Of the $14 billion that Brazil plans to spend on airports and other projects directly related to the Cup, more than 98.5 percent of the funds will likely come from public-sector sources, according to a report by the Tribunal de Contas da Uniao, the official accountability arm of the Brazilian government.
That wasn’t always the plan. Ricardo Teixeira, the head of the official host committee, said as recently as 2009 that a majority of the funds should come from the private sector, according to media reports at the time.
Other infrastructure projects not related to the World Cup have fared better, especially in the booming oil and gas sector. However, in riskier areas such as airports, seaports and railroads, some say the Brazilian government has yet to create guarantees and make regulatory changes that would attract more private capital.
“In some areas, concrete opportunities just haven’t been structured for the private sector to invest,” said Jean-Marc Etlin, executive vice president at Itau BBA, a Brazilian investment bank.
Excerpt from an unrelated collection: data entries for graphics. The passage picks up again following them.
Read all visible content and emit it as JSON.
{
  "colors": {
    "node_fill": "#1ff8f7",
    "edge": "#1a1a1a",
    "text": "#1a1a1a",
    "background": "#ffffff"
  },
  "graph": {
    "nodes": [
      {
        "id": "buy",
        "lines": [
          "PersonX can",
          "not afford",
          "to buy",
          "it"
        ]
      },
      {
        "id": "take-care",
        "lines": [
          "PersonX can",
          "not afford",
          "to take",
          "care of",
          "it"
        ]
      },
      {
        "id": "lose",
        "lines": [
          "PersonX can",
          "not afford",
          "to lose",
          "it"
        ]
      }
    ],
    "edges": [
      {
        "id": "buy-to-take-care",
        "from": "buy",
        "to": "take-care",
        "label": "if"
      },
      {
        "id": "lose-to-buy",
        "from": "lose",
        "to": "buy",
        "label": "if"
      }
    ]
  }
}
In Brasilia, officials say they are likely to continue to depend heavily on financing from the state-run BNDES development bank and other public-sector sources to build dams, highways and other big-ticket projects.
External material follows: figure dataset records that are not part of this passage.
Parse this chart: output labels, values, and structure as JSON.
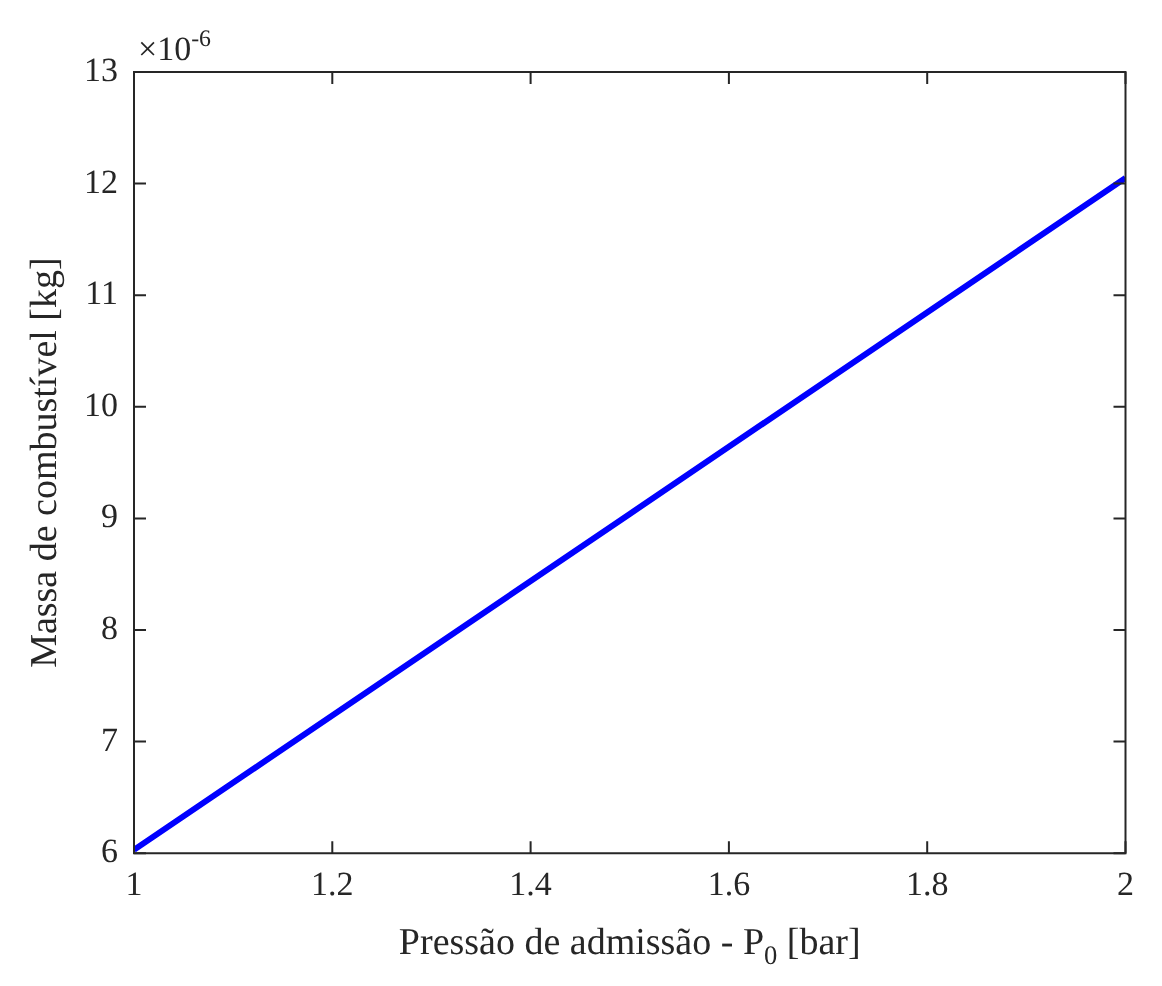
{
  "chart_data": {
    "type": "line",
    "xlabel": "Pressão de admissão - P$_{0}$ [bar]",
    "ylabel": "Massa de combustível [kg]",
    "annotations": [
      "×10$^{-6}$"
    ],
    "x": [
      1,
      1.5,
      2
    ],
    "series": [
      {
        "color": "#0000ff",
        "values": [
          6.03,
          9.04,
          12.05
        ]
      }
    ],
    "xlim": [
      1,
      2
    ],
    "xticks": [
      1,
      1.2,
      1.4,
      1.6,
      1.8,
      2
    ],
    "ylim": [
      6,
      13
    ],
    "yticks": [
      6,
      7,
      8,
      9,
      10,
      11,
      12,
      13
    ],
    "grid": false,
    "legend": false,
    "marker": "none",
    "line_style": "solid"
  }
}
“We just don’t see the conditions for a greater participation of the private sector at this time,” said Mauricio Muniz, a Planning Ministry official overseeing infrastructure projects.
The big barrier, from the private sector’s perspective: BNDES is able to offer subsidized long-term loans at far lower interest rates than Brazilian banks. The benchmark lending rate in Brazil is 11.75 percent, one of the world’s highest among major countries, and is likely to rise further this year.
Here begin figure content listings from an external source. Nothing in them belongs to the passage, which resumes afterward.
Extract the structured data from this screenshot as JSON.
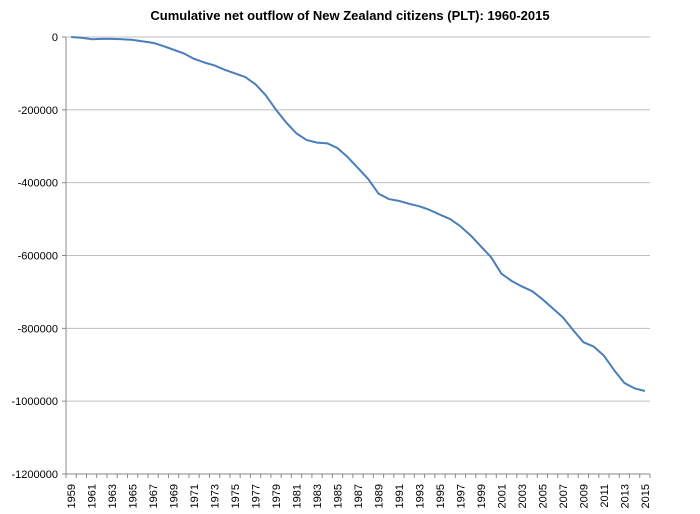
{
  "chart_data": {
    "type": "line",
    "title": "Cumulative net outflow of New Zealand citizens (PLT): 1960-2015",
    "categories": [
      "1959",
      null,
      "1961",
      null,
      "1963",
      null,
      "1965",
      null,
      "1967",
      null,
      "1969",
      null,
      "1971",
      null,
      "1973",
      null,
      "1975",
      null,
      "1977",
      null,
      "1979",
      null,
      "1981",
      null,
      "1983",
      null,
      "1985",
      null,
      "1987",
      null,
      "1989",
      null,
      "1991",
      null,
      "1993",
      null,
      "1995",
      null,
      "1997",
      null,
      "1999",
      null,
      "2001",
      null,
      "2003",
      null,
      "2005",
      null,
      "2007",
      null,
      "2009",
      null,
      "2011",
      null,
      "2013",
      null,
      "2015"
    ],
    "values": [
      0,
      -2000,
      -6000,
      -5000,
      -5000,
      -6000,
      -8000,
      -12000,
      -16000,
      -25000,
      -35000,
      -45000,
      -60000,
      -70000,
      -78000,
      -90000,
      -100000,
      -110000,
      -130000,
      -160000,
      -200000,
      -235000,
      -265000,
      -283000,
      -290000,
      -292000,
      -305000,
      -330000,
      -360000,
      -390000,
      -430000,
      -445000,
      -450000,
      -458000,
      -465000,
      -475000,
      -488000,
      -500000,
      -520000,
      -545000,
      -575000,
      -605000,
      -650000,
      -670000,
      -685000,
      -698000,
      -720000,
      -745000,
      -770000,
      -805000,
      -838000,
      -850000,
      -875000,
      -915000,
      -950000,
      -965000,
      -972000
    ],
    "color": "#4a7ebb",
    "ylim": [
      -1200000,
      0
    ],
    "yticks": [
      0,
      -200000,
      -400000,
      -600000,
      -800000,
      -1000000,
      -1200000
    ],
    "grid": true
  }
}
Meanwhile, long-term financing is still a relatively new concept in a country where inflation was running at 2,500 percent fewer than two decades ago. BNDES President Luciano Coutinho has called the bank Brazil’s “only long-term lender.”
The BNDES’s rapid expansion has stirred some concerns. It loaned more than $96 billion in 2010, three times more than the World Bank. Some economists say the rapid credit growth helped push inflation to a six-year high last year.
Coutinho himself has spoken of the need to scale down the BNDES’s operations over time to allow private banks more room. Yet the bank’s delinquency rate is an extremely low 0.15 percent, and many of its private-sector counterparts praise its lending standards and overall credit-worthiness.
“Their monitoring of projects is extremely well done,” said Cassio Schmitt, who works on project finance for Banco Santander in Sao Paulo. He said the BNDES should eventually finance a smaller percentage of projects in Brazil, “but that reduction needs to be done very gradually.”